President (governor) of Espirito Santo (Federal Interventor)
- In office November 22, 1930 – 1935
- Preceded by: himself
- Succeeded by: himself

Governor of Espirito Santo (elected by the State's Chamber of Representatives)
- In office 1935–1937
- Preceded by: himself
- Succeeded by: himself

Governor of Espirito Santo (Federal Interventor)
- In office 1937 – January 21, 1943
- Preceded by: himself
- Succeeded by: Jones dos Santos Neves

Personal details
- Born: 14 November 1900
- Died: 20 April 1983 (aged 82)

= João Punaro Bley =

João Punaro Bley (born 14 November 1900 in Montes Claros MG - 20 April 1983) was a Brazilian military and public administrator.

He graduated from the Minas Gerais Military School as a Brazilian Army lieutenant in 1921. Although he was sympathetic to the rebellion of young officers called Movimento Tenentista ('Lieutenants' Movement') of 1922, he did not take part. In 1930 he joined the national rebellion against the Constitutional Brazilian government that began when the candidate who lost the 1930 election for president, Getúlio Vargas, alleged fraud and decided to take power by force. João Punaro Bley joined the lines of the rebel Colonel Otávio Campos do Amaral and took part on the capture of Vitória (capital city of the state of Espírito Santo). As Octávio Campos do Amaral marched towards Rio de Janeiro, João Punaro Bley occupied the office of that state as part of a governing junta also formed by João Manuel de Carvalho and Afonso Correia Lírio.

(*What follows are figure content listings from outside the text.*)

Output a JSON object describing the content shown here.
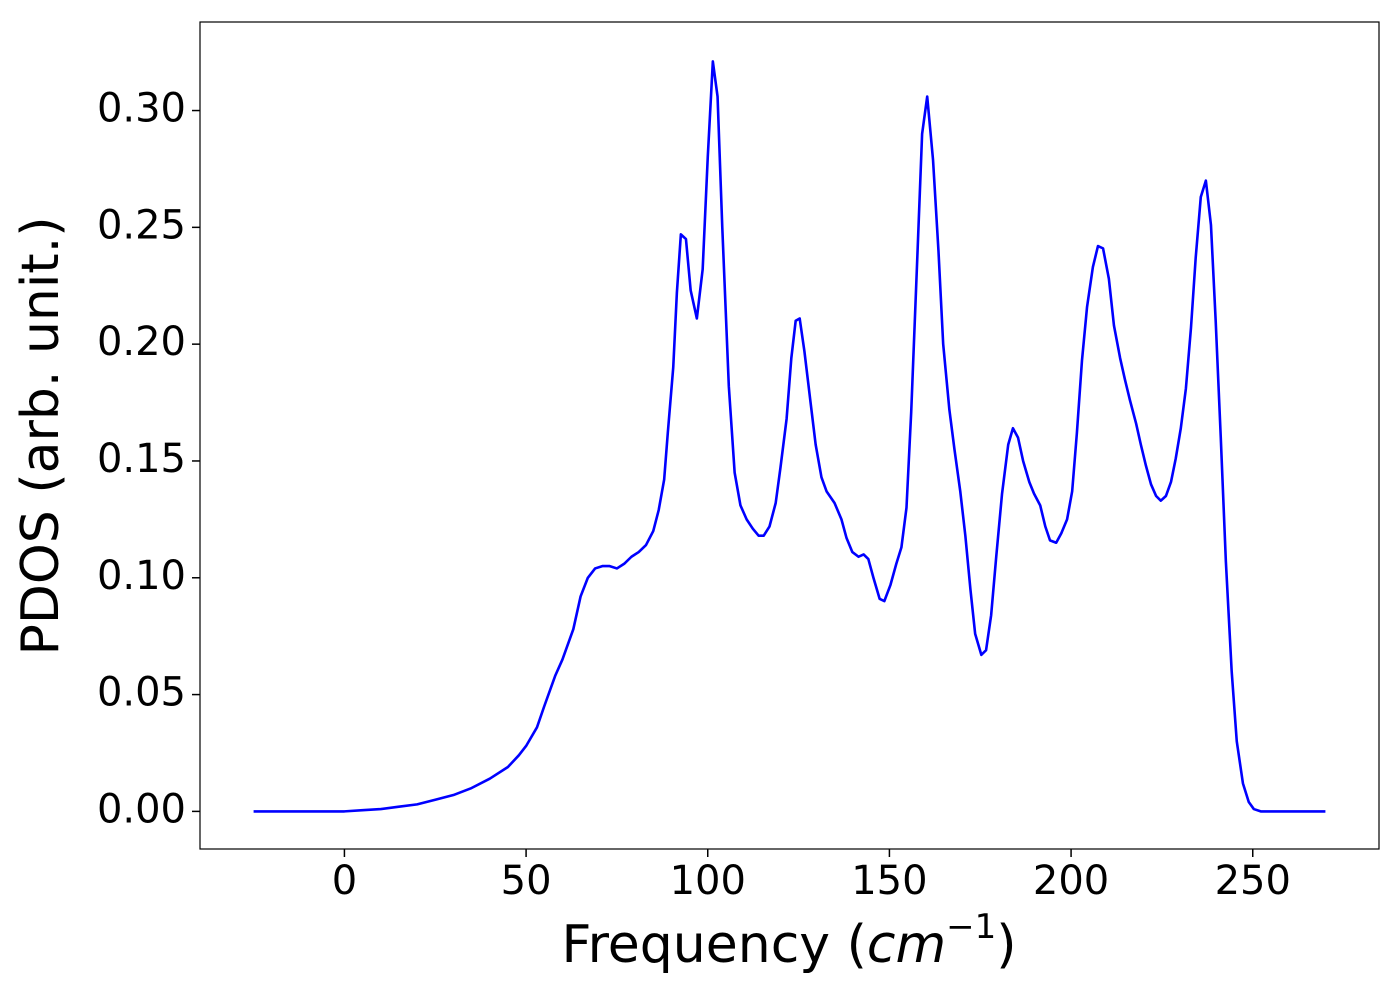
{
  "chart_data": {
    "type": "line",
    "xlabel_parts": [
      "Frequency (",
      "cm",
      "−1",
      ")"
    ],
    "ylabel": "PDOS (arb. unit.)",
    "xlim": [
      -39.75,
      284.75
    ],
    "ylim": [
      -0.0161,
      0.3379
    ],
    "xticks": [
      0,
      50,
      100,
      150,
      200,
      250
    ],
    "yticks": [
      {
        "value": 0,
        "label": "0.00"
      },
      {
        "value": 0.05,
        "label": "0.05"
      },
      {
        "value": 0.1,
        "label": "0.10"
      },
      {
        "value": 0.15,
        "label": "0.15"
      },
      {
        "value": 0.2,
        "label": "0.20"
      },
      {
        "value": 0.25,
        "label": "0.25"
      },
      {
        "value": 0.3,
        "label": "0.30"
      }
    ],
    "x": [
      -25,
      0,
      5,
      10,
      15,
      20,
      25,
      30,
      35,
      40,
      45,
      48,
      50,
      53,
      55,
      58,
      60,
      63,
      65,
      67,
      69,
      71,
      73,
      75,
      77,
      79,
      81,
      83,
      85,
      86.5,
      88,
      89,
      90.5,
      91.5,
      92.6,
      94,
      95.3,
      97,
      98.6,
      100,
      101.4,
      102.7,
      104,
      105.8,
      107.4,
      109,
      110.7,
      112.4,
      114,
      115.4,
      117,
      118.7,
      120,
      121.7,
      123,
      124.2,
      125.3,
      126.6,
      128.3,
      129.7,
      131.3,
      132.7,
      134.9,
      136.8,
      138.2,
      139.8,
      141.5,
      142.9,
      144.2,
      145.6,
      147.3,
      148.6,
      150.3,
      151.9,
      153.3,
      154.7,
      156,
      157.7,
      159,
      160.4,
      162,
      163.5,
      164.8,
      166.5,
      167.9,
      169.5,
      170.9,
      172.3,
      173.6,
      175.3,
      176.6,
      178,
      179.4,
      181,
      182.7,
      184,
      185.4,
      186.8,
      188.5,
      189.8,
      191.5,
      192.9,
      194.2,
      195.9,
      197.3,
      198.9,
      200.3,
      201.6,
      203,
      204.4,
      206,
      207.4,
      208.8,
      210.4,
      211.8,
      213.5,
      214.8,
      216.2,
      217.9,
      219.2,
      220.6,
      222,
      223.4,
      224.7,
      226.1,
      227.5,
      228.8,
      230.2,
      231.6,
      233,
      234.3,
      235.7,
      237.1,
      238.5,
      239.8,
      241.2,
      242.6,
      244.2,
      245.6,
      247.3,
      248.9,
      250.3,
      252.2,
      270
    ],
    "series": [
      {
        "color": "#0000ff",
        "values": [
          0,
          0,
          0.0005,
          0.001,
          0.002,
          0.003,
          0.005,
          0.007,
          0.01,
          0.014,
          0.019,
          0.024,
          0.028,
          0.036,
          0.045,
          0.058,
          0.065,
          0.078,
          0.092,
          0.1,
          0.104,
          0.105,
          0.105,
          0.104,
          0.106,
          0.109,
          0.111,
          0.114,
          0.12,
          0.129,
          0.142,
          0.162,
          0.19,
          0.222,
          0.247,
          0.245,
          0.223,
          0.211,
          0.232,
          0.28,
          0.321,
          0.306,
          0.25,
          0.182,
          0.145,
          0.131,
          0.125,
          0.121,
          0.118,
          0.118,
          0.122,
          0.132,
          0.147,
          0.168,
          0.194,
          0.21,
          0.211,
          0.197,
          0.175,
          0.157,
          0.143,
          0.137,
          0.132,
          0.125,
          0.117,
          0.111,
          0.109,
          0.11,
          0.108,
          0.1,
          0.091,
          0.09,
          0.097,
          0.106,
          0.113,
          0.13,
          0.171,
          0.238,
          0.29,
          0.306,
          0.279,
          0.24,
          0.2,
          0.172,
          0.155,
          0.137,
          0.118,
          0.095,
          0.076,
          0.067,
          0.069,
          0.084,
          0.109,
          0.136,
          0.157,
          0.164,
          0.16,
          0.15,
          0.141,
          0.136,
          0.131,
          0.122,
          0.116,
          0.115,
          0.119,
          0.125,
          0.137,
          0.162,
          0.193,
          0.216,
          0.233,
          0.242,
          0.241,
          0.228,
          0.208,
          0.194,
          0.185,
          0.176,
          0.166,
          0.157,
          0.148,
          0.14,
          0.135,
          0.133,
          0.135,
          0.141,
          0.151,
          0.164,
          0.181,
          0.207,
          0.237,
          0.263,
          0.27,
          0.251,
          0.21,
          0.16,
          0.107,
          0.06,
          0.03,
          0.012,
          0.004,
          0.001,
          0,
          0
        ]
      }
    ]
  }
}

This governing Junta lasted for a few days, whereupon on November 22, 1930, João Punaro Bley was appointed Federal Interventor in Espirito Santo for an undetermined time by the newly installed de facto president of Brazil, Getúlio Vargas.

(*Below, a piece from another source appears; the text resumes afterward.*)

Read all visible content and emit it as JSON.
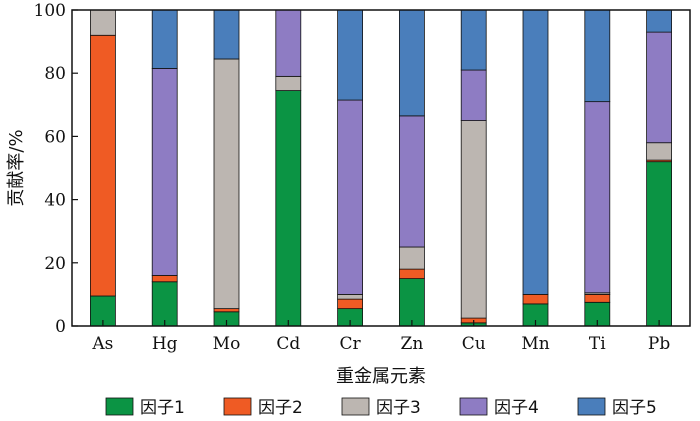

In 1934, following the re-constitutionalization of Brazil, João Punaro Bley was elected legal governor for the 1935-1939 term (he was also the first chief of the executive power of Espirito Santo to take the title of governor instead of president). However, he was given Federal powers once again in 1937 and remained in office until 1943.

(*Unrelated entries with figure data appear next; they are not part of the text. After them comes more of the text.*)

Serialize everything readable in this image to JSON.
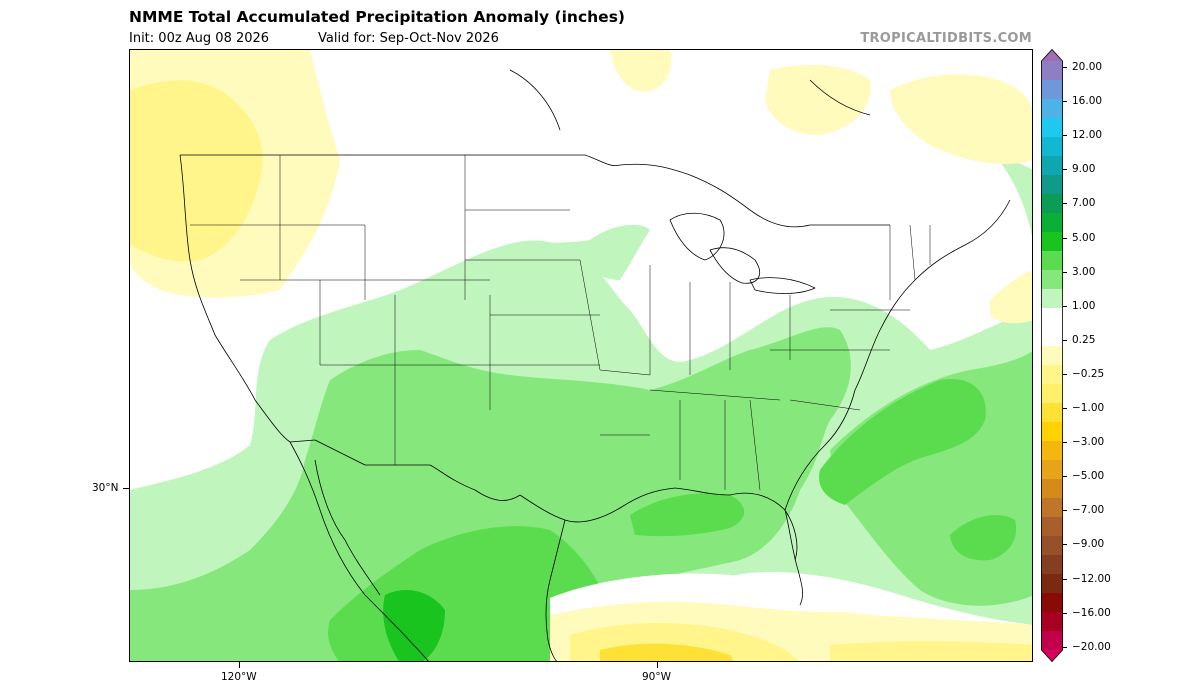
{
  "header": {
    "title": "NMME Total Accumulated Precipitation Anomaly (inches)",
    "init": "Init: 00z Aug 08 2026",
    "valid": "Valid for: Sep-Oct-Nov 2026",
    "brand": "TROPICALTIDBITS.COM"
  },
  "axes": {
    "lat_label": "30°N",
    "lon_labels": [
      "120°W",
      "90°W"
    ]
  },
  "colorbar": {
    "labels": [
      "20.00",
      "16.00",
      "12.00",
      "9.00",
      "7.00",
      "5.00",
      "3.00",
      "1.00",
      "0.25",
      "−0.25",
      "−1.00",
      "−3.00",
      "−5.00",
      "−7.00",
      "−9.00",
      "−12.00",
      "−16.00",
      "−20.00"
    ],
    "colors": [
      "#a36bb3",
      "#8e7fc4",
      "#6f98d8",
      "#4fb2e6",
      "#1ec8f0",
      "#12b8d2",
      "#10a6b0",
      "#0f9a8a",
      "#0c9c55",
      "#0bae36",
      "#19c41f",
      "#5bdc4f",
      "#86e87c",
      "#c0f5bd",
      "#ffffff",
      "#ffffff",
      "#fffbbd",
      "#fff58a",
      "#fef06a",
      "#ffe135",
      "#ffd200",
      "#f4b710",
      "#e6a418",
      "#d48b1c",
      "#c0762a",
      "#a85f2c",
      "#96502a",
      "#843f20",
      "#7a2a10",
      "#8a0b05",
      "#a80020",
      "#c2004a",
      "#d9005e"
    ]
  }
}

When Bley took office, the state of Espirito Santo was in a poor economic situation, as the Wall Street crash in 1929 directly affected the monoculture of coffee, the main export. In order to lower coffee prices in the consumer markets, and to force the farmers to diversify the state's agriculture, Bley sent troops to invade the farms and to uproot and burn as much coffee plants as possible. Against all odds, the bad economic situation of the state was quickly overcome and all the debts of the state were paid.

João Punaro Bley wanted to eliminate the political influence of the big landowner farmers (like the family Monteiro) over the state. First, he encouraged the internal peasant migration towards the underpopulated regions in the north of the state, which depleted the coffee plantations of workers; then Bley boosted the industrialization of the state and the development of urban business activities. Both decisions demanded a large investment to improve the state's infrastructure (power, drinking water, sewage, roads and railroads to link the south and the north of the state, as well to connect the state to the rest of the country). Also, against the vindictive landowner's mobs of gunmen ("jagunços" as they were known), Bley invested in creating a regular professional state police and built the state's headquarters of Maruipe and new, and more secure, state jails.

Bley created the first university of Espirito Santo, which initially offered courses in Odontology, Law and Pharmacy.

It was also on Bley's time in office that the mining company Vale do Rio Doce (still owned by the Brazilian government) started construction of a railway linking the iron mining fields in Minas Gerais to the port of Vitória, from where the iron was distributed to other states or exported overseas.

João Punaro Bley resigned from office on 21 January 1943. His powers were transferred to his substitute, Jones dos Santos Neves. João Punaro Bley worked as commerce director at the Vale do Rio Doce until 1947, then he resumed his military career, from which he retired in 1962.